El campo hípico de Las Mestas, regresemos a él, en Gijón, era espectacular, como un jardín de los que hay en el Sur de Inglaterra. No se veían obstáculos en su horizonte lejano, ni límites ni delimitaciones por obra del hombre; todo era horizontal y sin paisaje, o todo paisaje. Ahora, por el contrario, todo son ladrillos y mamotretos. Tenía Las Mestas el colorido tan especial que tienen los hípicos de alturas y no de carreras, caso este último el de Longchamp en Paris y el de Constantinopla, cerca de la Mezquita azul.

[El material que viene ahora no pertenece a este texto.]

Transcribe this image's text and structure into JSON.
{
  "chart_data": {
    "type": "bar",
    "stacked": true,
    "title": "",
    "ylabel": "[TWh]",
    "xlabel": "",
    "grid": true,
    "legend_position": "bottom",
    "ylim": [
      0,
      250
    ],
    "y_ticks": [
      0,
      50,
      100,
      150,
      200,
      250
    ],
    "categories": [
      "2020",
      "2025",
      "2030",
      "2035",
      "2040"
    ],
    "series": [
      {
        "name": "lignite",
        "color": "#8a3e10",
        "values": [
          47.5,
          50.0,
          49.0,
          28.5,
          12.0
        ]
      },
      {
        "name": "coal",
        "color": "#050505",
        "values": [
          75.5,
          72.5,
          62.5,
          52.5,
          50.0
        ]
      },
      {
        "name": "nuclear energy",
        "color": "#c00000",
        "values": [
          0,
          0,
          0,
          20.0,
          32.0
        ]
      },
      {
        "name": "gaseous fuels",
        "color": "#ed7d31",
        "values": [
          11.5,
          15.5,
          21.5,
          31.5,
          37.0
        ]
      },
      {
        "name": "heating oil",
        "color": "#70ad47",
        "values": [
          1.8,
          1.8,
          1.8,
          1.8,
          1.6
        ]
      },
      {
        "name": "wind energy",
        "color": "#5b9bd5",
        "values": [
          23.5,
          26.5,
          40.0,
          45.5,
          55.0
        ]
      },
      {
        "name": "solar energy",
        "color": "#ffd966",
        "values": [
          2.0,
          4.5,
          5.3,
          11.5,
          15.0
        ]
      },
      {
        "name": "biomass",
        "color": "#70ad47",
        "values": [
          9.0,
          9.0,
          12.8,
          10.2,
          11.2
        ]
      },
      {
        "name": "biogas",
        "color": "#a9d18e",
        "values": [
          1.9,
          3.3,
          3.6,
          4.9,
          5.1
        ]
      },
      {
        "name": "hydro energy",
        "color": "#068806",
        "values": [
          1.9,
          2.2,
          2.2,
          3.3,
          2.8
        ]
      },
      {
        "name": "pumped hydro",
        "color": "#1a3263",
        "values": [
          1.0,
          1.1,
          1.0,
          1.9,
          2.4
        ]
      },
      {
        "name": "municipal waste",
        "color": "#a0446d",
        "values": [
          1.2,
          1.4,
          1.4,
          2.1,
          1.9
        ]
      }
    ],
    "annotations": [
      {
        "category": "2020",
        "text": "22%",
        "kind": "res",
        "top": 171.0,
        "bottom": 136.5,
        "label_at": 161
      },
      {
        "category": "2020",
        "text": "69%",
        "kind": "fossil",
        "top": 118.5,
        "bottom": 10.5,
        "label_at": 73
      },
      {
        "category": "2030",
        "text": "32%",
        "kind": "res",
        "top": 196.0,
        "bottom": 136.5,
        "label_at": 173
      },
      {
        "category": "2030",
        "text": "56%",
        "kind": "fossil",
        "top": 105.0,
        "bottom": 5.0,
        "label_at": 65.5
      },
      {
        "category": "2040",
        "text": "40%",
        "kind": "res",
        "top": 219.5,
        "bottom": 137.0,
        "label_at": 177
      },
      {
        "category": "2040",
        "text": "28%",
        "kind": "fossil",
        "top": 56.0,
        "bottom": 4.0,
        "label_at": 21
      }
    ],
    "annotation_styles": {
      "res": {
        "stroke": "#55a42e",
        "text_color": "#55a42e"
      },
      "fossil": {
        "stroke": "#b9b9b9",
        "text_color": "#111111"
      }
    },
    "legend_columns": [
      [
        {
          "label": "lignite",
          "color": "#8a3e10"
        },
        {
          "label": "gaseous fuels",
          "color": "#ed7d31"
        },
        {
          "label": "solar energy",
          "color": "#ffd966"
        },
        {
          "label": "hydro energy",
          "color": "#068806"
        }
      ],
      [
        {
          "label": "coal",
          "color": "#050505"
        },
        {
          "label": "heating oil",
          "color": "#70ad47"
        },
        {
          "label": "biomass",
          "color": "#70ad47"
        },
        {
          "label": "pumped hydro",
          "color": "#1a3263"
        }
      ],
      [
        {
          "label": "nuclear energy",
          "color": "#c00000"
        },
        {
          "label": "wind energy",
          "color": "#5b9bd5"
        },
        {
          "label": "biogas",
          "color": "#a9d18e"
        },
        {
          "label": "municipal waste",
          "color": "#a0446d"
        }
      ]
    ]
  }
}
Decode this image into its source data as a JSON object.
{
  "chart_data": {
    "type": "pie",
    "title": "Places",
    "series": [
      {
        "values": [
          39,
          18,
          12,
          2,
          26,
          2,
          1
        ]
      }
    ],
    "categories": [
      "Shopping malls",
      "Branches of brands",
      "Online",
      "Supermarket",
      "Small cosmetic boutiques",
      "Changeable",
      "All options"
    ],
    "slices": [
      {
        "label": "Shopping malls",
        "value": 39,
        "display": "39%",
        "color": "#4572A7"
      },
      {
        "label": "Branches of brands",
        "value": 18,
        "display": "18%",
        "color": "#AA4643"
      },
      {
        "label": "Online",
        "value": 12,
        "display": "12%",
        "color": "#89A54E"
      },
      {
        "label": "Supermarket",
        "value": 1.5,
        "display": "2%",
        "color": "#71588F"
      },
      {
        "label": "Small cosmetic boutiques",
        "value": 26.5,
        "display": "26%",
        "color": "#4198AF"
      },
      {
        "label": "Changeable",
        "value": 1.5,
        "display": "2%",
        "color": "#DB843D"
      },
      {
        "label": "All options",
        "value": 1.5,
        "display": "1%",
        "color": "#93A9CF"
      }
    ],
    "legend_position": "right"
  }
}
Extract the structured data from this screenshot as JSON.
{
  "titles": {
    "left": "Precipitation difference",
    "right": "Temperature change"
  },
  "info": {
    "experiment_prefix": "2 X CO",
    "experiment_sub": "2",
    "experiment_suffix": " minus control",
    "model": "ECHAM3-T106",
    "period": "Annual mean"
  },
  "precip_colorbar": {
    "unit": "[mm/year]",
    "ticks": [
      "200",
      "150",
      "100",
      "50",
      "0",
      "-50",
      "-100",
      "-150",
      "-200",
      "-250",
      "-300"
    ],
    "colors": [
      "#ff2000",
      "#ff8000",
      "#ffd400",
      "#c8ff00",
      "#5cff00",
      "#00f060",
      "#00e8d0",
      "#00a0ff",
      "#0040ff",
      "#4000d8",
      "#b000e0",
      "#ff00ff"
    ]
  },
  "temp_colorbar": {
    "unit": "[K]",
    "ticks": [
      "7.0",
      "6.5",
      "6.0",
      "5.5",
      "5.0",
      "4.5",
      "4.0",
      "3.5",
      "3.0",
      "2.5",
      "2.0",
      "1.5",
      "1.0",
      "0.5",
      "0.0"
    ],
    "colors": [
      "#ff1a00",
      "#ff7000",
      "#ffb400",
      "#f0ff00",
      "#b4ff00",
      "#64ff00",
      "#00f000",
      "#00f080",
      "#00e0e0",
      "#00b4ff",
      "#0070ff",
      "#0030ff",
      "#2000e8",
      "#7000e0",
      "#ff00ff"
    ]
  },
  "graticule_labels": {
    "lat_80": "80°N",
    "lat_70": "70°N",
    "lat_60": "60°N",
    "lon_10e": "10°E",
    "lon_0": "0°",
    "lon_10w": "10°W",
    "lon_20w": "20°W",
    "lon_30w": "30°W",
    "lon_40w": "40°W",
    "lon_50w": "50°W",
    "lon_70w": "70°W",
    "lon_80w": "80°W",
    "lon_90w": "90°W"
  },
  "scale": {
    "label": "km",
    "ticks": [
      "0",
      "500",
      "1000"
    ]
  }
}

Gijón fue la única ciudad asturiana que tuvo un Club Hípico, el llamado luego CHAS, una sociedad que se fue constituyendo poco a poco en los años sesenta del pasado siglo, habiendo en la Plaza del Parchís cuatro maderas con forma de caseta para apuntarse y hacerse socio, estando al frente del apuntamiento una mujer aficionada a los caballos, que, por el mucho sol, como tantas gijonesas, de blanca se puso negra, o de mucha morenez. Iba vestida con una bata azul. 

El CHAS fue posible por la intervención de personajes importantes en el Gijón de entonces, que se reunían a comer en muchos sitios, también en La Figar de Jove, magistral en pescados y tan recordada aún hoy, en Jove, que fue tan distinguido. A veces los próceres comían acompañados de La Gringa, de piernas gordas y de tobillos también gordos ¡Qué importantes son los tobillos delgados! ya exclamé hace meses.

Sin ninguna relación con La Gringa, por allí andaba el constructor don Severino Canteli, que hizo mucho por el CHAS y del que llegó a ser presidente, inmenso y de potente vientre, de más de cien kilos; antes minero de la mina como tantos carboneros y ferreros llegados a Gijón desde las dos principales Cuencas, la del Caudal y la del Nalón. Gijón, al igual que Candás, siempre fue pasión y vicio de los de las minas. Es como si el mar, la mar, ante el peligro de ahogarse en el interior de una mina, fuese preferida.

El Concurso Hípico Internacional de Gijón, en el campo de Las Mestas, durante años, fue internacional gracias a que los únicos jinetes internacionales fueron los portugueses, Caldeira y Malta da Costa, este último muy astuto, pues se libró de hacer la «mili» en Angola, como tantos jóvenes portugueses, en tiempos del dictador Salazar. Malta da Costa, montando a Novelista, ganó finales «grandes premios» en Gijón, en cerrada disputa con el gordo Goyoaga, de cara ya del color del vino, que montaba al potente y superstar Kif-kif. Paula, la amazona consorte del último, era larga, flaca y pálida.

Por el Campo se paseaban los demás del equipo olímpico español, militares como Martínez de Vallejo y Queipo de Llano y civiles como Goyeneche, Camps o el mismo Duque de Aveiro.